During her storied career, Adams appeared in 50 films and even more television episodes. Along with “Creature From the Black Lagoon, which catapulted her film career, she starred alongside Elvis Presley in 1965’s “Tickle Me,” worked with Dennis Hopper in 1971’s “The Last Movie,” and appeared with Jimmy Stewart in “Bend in the River.” Her other movie roles include “Francis Joins the WACS,” “The Private War of Major Benson,” “Mississippi Gambler,” “Bright Victory,” and “Slaughter on Tenth Avenue.”
Born Betty May Adams on Oct. 17, 1926 in Waterloo, Iowa, Adams spent her formative years in Arkansas before moving to California. She took acting lessons while working as a secretary before landing her first film role, 1949’s “Red Hot and Blue” for Paramount, which she followed up with a number of Westerns.
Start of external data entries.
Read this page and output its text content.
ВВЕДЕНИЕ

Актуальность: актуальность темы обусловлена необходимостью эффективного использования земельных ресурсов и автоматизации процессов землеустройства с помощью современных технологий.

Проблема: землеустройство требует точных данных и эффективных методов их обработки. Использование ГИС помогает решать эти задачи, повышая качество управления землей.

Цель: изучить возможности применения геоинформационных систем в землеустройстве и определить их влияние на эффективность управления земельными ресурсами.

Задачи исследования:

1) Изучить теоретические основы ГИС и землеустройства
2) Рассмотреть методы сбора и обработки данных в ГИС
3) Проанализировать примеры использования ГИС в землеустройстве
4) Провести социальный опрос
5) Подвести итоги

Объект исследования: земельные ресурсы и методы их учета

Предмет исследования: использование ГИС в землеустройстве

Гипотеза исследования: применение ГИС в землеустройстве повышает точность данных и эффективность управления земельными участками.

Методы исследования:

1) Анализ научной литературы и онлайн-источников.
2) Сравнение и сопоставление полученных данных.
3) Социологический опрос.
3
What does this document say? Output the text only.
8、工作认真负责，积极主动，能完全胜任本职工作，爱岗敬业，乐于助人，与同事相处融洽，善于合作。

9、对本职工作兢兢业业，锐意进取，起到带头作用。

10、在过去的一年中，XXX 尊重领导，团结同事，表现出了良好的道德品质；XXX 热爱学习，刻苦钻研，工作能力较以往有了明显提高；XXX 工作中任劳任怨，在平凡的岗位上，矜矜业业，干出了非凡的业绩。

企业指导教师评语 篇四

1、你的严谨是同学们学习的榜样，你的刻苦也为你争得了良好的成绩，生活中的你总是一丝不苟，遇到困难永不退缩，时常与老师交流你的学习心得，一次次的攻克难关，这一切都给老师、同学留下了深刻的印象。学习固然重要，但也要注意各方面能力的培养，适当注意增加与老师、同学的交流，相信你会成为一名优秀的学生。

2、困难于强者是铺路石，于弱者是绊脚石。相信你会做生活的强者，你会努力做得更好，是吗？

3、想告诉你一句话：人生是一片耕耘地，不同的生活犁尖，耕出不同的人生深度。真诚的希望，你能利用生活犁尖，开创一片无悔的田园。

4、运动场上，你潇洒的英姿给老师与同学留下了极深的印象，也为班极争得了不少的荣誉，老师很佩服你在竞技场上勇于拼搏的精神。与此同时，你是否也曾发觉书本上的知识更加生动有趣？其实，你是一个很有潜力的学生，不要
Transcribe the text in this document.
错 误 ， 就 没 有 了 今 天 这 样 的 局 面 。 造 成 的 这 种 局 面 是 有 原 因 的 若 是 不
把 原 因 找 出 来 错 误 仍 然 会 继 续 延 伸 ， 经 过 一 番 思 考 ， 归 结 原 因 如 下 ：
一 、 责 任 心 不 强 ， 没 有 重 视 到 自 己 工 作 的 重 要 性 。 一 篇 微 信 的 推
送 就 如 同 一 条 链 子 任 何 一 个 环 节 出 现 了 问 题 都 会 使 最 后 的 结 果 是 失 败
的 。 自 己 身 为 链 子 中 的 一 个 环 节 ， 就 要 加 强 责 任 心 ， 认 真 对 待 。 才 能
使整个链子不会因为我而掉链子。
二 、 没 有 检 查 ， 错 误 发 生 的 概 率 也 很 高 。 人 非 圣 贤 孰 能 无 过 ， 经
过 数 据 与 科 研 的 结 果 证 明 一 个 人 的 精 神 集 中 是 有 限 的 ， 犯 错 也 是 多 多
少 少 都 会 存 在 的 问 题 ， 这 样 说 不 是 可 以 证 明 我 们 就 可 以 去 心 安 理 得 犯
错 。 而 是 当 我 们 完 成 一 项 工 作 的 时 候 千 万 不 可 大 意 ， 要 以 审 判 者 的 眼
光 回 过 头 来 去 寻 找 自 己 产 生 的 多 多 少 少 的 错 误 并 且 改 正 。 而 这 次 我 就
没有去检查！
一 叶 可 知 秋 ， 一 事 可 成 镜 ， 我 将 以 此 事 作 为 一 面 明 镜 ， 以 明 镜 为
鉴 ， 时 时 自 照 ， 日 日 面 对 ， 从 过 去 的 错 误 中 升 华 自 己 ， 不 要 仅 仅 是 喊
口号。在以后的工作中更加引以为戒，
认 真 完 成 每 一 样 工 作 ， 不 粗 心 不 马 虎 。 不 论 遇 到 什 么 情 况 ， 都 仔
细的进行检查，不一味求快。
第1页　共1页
She changed her name to Julie by the early ’50s after signing with Universal in 1949.
Adams married actor-director Ray Danton, her co-star in the 1955 action film “The Looters.” They also appeared together in 1958’s “Tarawa Beachhead” and 1975’s horror flick “Psychic Killer” before divorcing in 1981. The couple had two children, Steve Danton and Mitchell Danton.
After her divorce, Adams had a long-term relationship with screenwriter Ronald M. Cohen, known for projects like “The Good Guys and the Bad Guys,” “Twilight’s Last Gleaming,” and “Last Stand at Saber River” starring Tom Selleck.
On the television front, Adams appeared in series such as “CSI: New York,” “Alfred Hitchcock Presents,” “The Andy Griffith Show,” “Too Close for Comfort,” “General Hospital,” “Beverly Hills, 90210,” “The Colgate Comedy Hour,” and “Melrose Place.” She also played a recurring role on CBS’s “Murder, She Wrote.”
She is survived by her two sons and four grandchildren.